ASAS QUEBRADAS

O leitor deve saber que umas das piores experiências é ficar internado em um hospital. Horas que não passam, dias que se confundem, expectativas frustradas de alta, isso é só parte do pacote. Digo isso não porque já tenha ficado internado, mas pelo que senti nas visitas a amigos e parentes que passaram pela situação. O que deve trazer algum alívio é o horário da visita, pode ser até daquele amigo menos chegado, de um desconhecido que passa dando um bom dia, tudo é bom para quebrar aquela pesada rotina e nos reconectar com o “mundo dos saudáveis”.

Dia desses fui visitar um parente internado. Observo o olhar das pessoas e imagino o grau de saudade e preocupação de cada um.
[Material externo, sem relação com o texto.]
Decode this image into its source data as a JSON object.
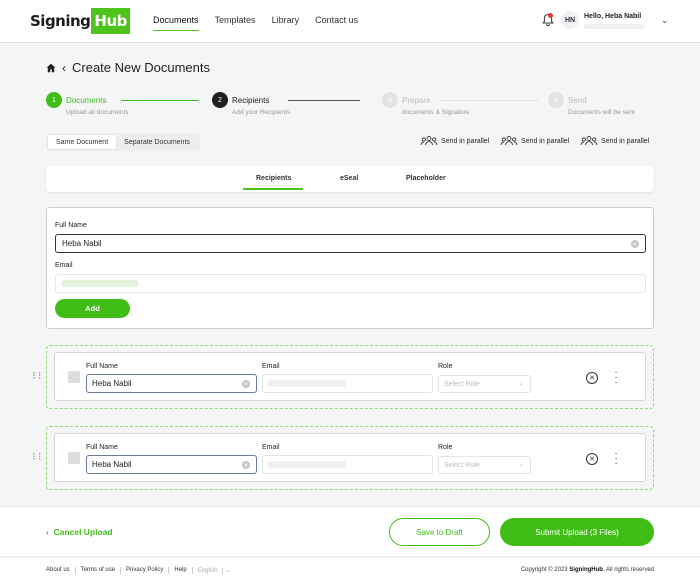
{
  "brand": {
    "logo_part1": "Signing",
    "logo_part2": "Hub",
    "accent": "#3fbd16"
  },
  "nav": {
    "items": [
      {
        "label": "Documents",
        "active": true
      },
      {
        "label": "Templates",
        "active": false
      },
      {
        "label": "Library",
        "active": false
      },
      {
        "label": "Contact us",
        "active": false
      }
    ]
  },
  "user": {
    "initials": "HN",
    "greeting": "Hello, Heba Nabil",
    "icons": [
      "bell-icon",
      "chevron-down-icon"
    ]
  },
  "page": {
    "title": "Create New Documents",
    "icons": [
      "home-icon",
      "back-icon"
    ]
  },
  "steps": [
    {
      "num": "1",
      "label": "Documents",
      "sub": "Upload all documents",
      "state": "done"
    },
    {
      "num": "2",
      "label": "Recipients",
      "sub": "Add your Recipients",
      "state": "current"
    },
    {
      "num": "3",
      "label": "Prepare",
      "sub": "documents & Signature",
      "state": "pending"
    },
    {
      "num": "4",
      "label": "Send",
      "sub": "Documents will be sent",
      "state": "pending"
    }
  ],
  "mode": {
    "options": [
      "Same Document",
      "Separate Documents"
    ],
    "selected": "Same Document"
  },
  "parallel": [
    "Send in parallel",
    "Send in parallel",
    "Send in parallel"
  ],
  "tabs": {
    "items": [
      "Recipients",
      "eSeal",
      "Placeholder"
    ],
    "active": "Recipients"
  },
  "form": {
    "full_name_label": "Full Name",
    "full_name_value": "Heba Nabil",
    "email_label": "Email",
    "add_label": "Add"
  },
  "recipients": [
    {
      "name_label": "Full Name",
      "name": "Heba Nabil",
      "email_label": "Email",
      "role_label": "Role",
      "role_placeholder": "Select Role"
    },
    {
      "name_label": "Full Name",
      "name": "Heba Nabil",
      "email_label": "Email",
      "role_label": "Role",
      "role_placeholder": "Select Role"
    }
  ],
  "actions": {
    "cancel": "Cancel Upload",
    "draft": "Save to Draft",
    "submit": "Submit Upload (3 Files)"
  },
  "footer": {
    "links": [
      "About us",
      "Terms of use",
      "Privacy Policy",
      "Help",
      "English"
    ],
    "copyright_prefix": "Copyright © 2023 ",
    "copyright_brand": "SigningHub",
    "copyright_suffix": ". All rights reserved"
  }
}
Quando a entrada é liberada, seguimos todos por aqueles corredores frios, a procura dos quartos indicados. Percebo como a vida é um sopro, como a liberdade que a saúde traz a uma pessoa é algo sagrado e valioso. Enfermeiras, céleres, passam por mim e me despertam o respeito profundo por essa profissão. Aplaudo, internamente, cada uma delas pela dedicação.

Ao adentrar o quarto, vejo que os leitos já estão repletos de visitantes ao lado dos enfermos, uma pequena agitação inicial se avoluma e já me posiciono, ligeiro, ao lado de meu parente, que esboça um sorriso tímido ao me ver.

Depois de um tempo de conversa, passa a me incomodar o fato de apenas um leito, onde repousa uma mulher de meia idade, semblante distante, não estar com nenhum visitante. Questiono isso com meu tio, que me diz que o nome da moça é Ângela. Pelas informações que ouviu, foi deixada a própria sorte pela família, que nunca mais voltou, depois que teve um AVC.

Abandonada em um leito de hospital, Ângela dependia da bondade de enfermeiras e acompanhantes para comprar-lhe as fraldas geriátricas que tanto necessitava em seu estado ou mesmo para virá-la de um lado para outro, a fim de evitar as malditas escaras. Deitada, imóvel, naquela cama, tal um anjo de asas quebradas, parecia que apenas os olhos permaneciam vivos. Uma história de vida, aparentemente, limitada a um prontuário médico.

Fico me interrogando se Ângela ainda sonha? Se relembra uma antiga paixão, se aqueles olhos já irradiaram desejos. Me questiono se ainda saudade naquele peito esquecido, se ela consegue mesmo lembrar de uma bonita paisagem? Muitas perguntas passam pela minha mente, nos poucos minutos em que tento disfarçar meu assombro, minha revolta.

Tenho vontade de gritar a minha indignação, de perguntar aos funcionários do hospital se sabem o paradeiro dos filhos, se eles realmente fizeram todo o possível para encontrar um familiar, mas o peso do infinito me sobrevém, como ocorre a um menino encabulado ao ser advertido, sustento minha revolta e a converto em covardia, uma covardia doce que se confunde com sorriso. Mais um ou dois assuntos e a visita acaba, algumas despedidas e seguimos todos, com uma falsa pretensão de dever cumprido.

Antes de cruzar a porta resolvo (por que não?) olhar uma última vez para Ângela, um olhar apressado, como quem está em uma procissão e não pode parar para não interromper o fluxo, um olhar rápido, mas que permite perceber uma lágrima escorrendo dos olhos daquela triste paciente, uma lágrima de despedida.

Saio do hospital e faço um pedido em forma de uma pequena oração: peço que Ângela possa voltar a sorrir, que aqueles olhos possam enxergar a mais bela flor e tenham vontade plena de sorrir. Quero muito, neste momento em que escrevo esta crônica, que aquele anjo possa se libertar, ganhar novas asas e voar por aí, ultrapassar as fronteiras que a separam da liberdade.